Le catacombe sono dei cimiteri cristiani ipogei (ossia sotterranei) realizzati con una complessa struttura di cunicoli, scale, gallerie e incroci, la cui ampiezza era dovuta all’idea di voler accogliere tutta la comunità dei fedeli. Originariamente, venivano chiamate coemeterium (dal greco koimeterion “luogo dove si dorme”) per indicare la sede del riposo in attesa della risurrezione, mentre il nome catacomba (dal gr. katà “giù, sotto” e lat. cumba “cavità”) inizialmente definiva solo il complesso di San Sebastiano (Via Appia, Roma). Questi monumenti sono caratterizzati dalla presenza di loculi, ossia spazi destinati ai defunti, estremamente umili ed egualitari (in linea con il credo cristiano), ma sono stati ritrovati anche degli ambienti più ampi, delle vere e proprie camere sepolcrali, adornate da pitture o mosaici rappresentanti storie di salvezza, riprese dall’Antico e dal Nuovo Testamento. Grazie a queste forme d’arte, e ad altri simboli (come le sagome degli strumenti di lavoro incise nella pietra), siamo venuti a conoscenza di informazioni sulla vita privata dei defunti; pensiamo ad esempio alla vedova Turtura (catacombe di Commodilla, Roma) la cui fedeltà e devozione alle cure materne vennero fatte rappresentare dal figlio con l’immagine di una tortora. Altri simboli ricorrenti sono il pesce (“il Cristo”), la colomba (“la pace”), l’ancora (“una fede salda”), la fenice (“la risurrezione”).

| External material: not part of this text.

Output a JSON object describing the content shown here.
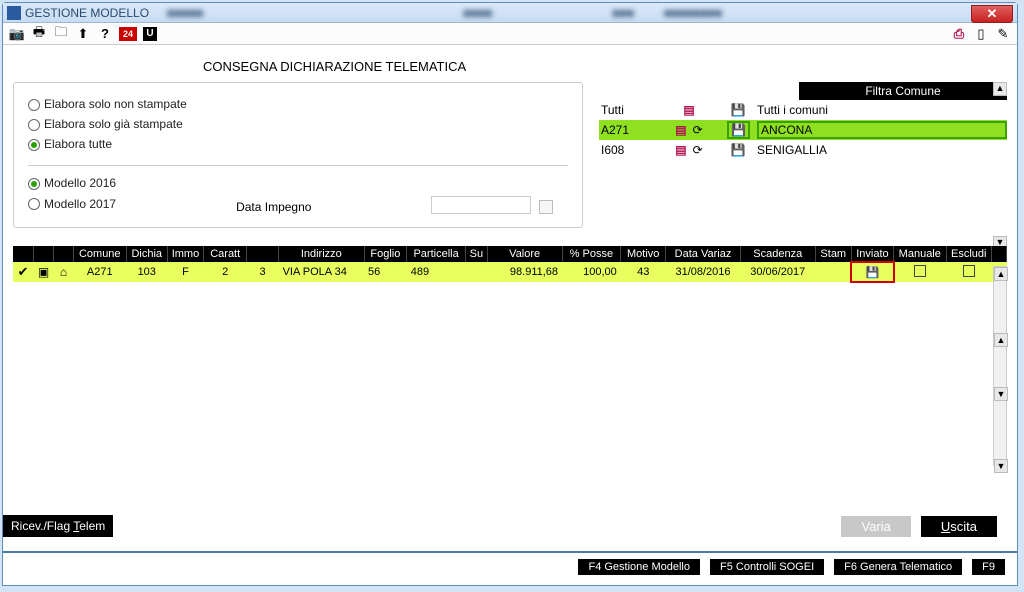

Per ribadire l’importanza storica delle catacombe per le nostre radici culturali e religiose, possiamo aggiungere che, ad esempio, nelle catacombe di Priscilla a Roma è conservata la più antica rappresentazione pittorica della Madonna (inizio III sec. d.C.) mentre, sempre nel complesso sepolcrale di Commodilla, troviamo sia una delle primissime raffigurazioni di Cristo con la barba (e non più giovane), sia una scala che permetteva ai devoti di raggiungere la cavità sotterranea, a testimonianza del fatto che questi luoghi di sepoltura fossero anche meta di visita e preghiera dei contemporanei. Ne sono la prova le varie iscrizioni dei pellegrini passati nel corso dei secoli (troviamo anche dei caratteri runici, del nord Europa) e una delle primissime attestazioni scritte di lingua volgare (quindi del passaggio dal latino all’italiano): Non dicere ille secrita a bboce “Non dire ad alta voce le (orazioni) segrete” (inizio IX secolo d.C.).


Per promuovere la ricchezza e il valore artistico e spirituale delle catacombe italiane, la Pontificia Commissione di Archeologia Sacra ha ideato il progetto Catacombe d’Italia, grazie al quale vengono riunite in un unico spazio divulgativo digitale le informazioni di accesso ai vari siti archeologici, la possibilità di partecipare a visite speciali in luoghi normalmente chiusi al pubblico e una serie di documentari sulle principali catacombe, pubblicati durante la trasmissione Bel Tempo Si Spera di Tv2000. Insomma, un mondo della memoria ancora in parte segreto e da riscoprire.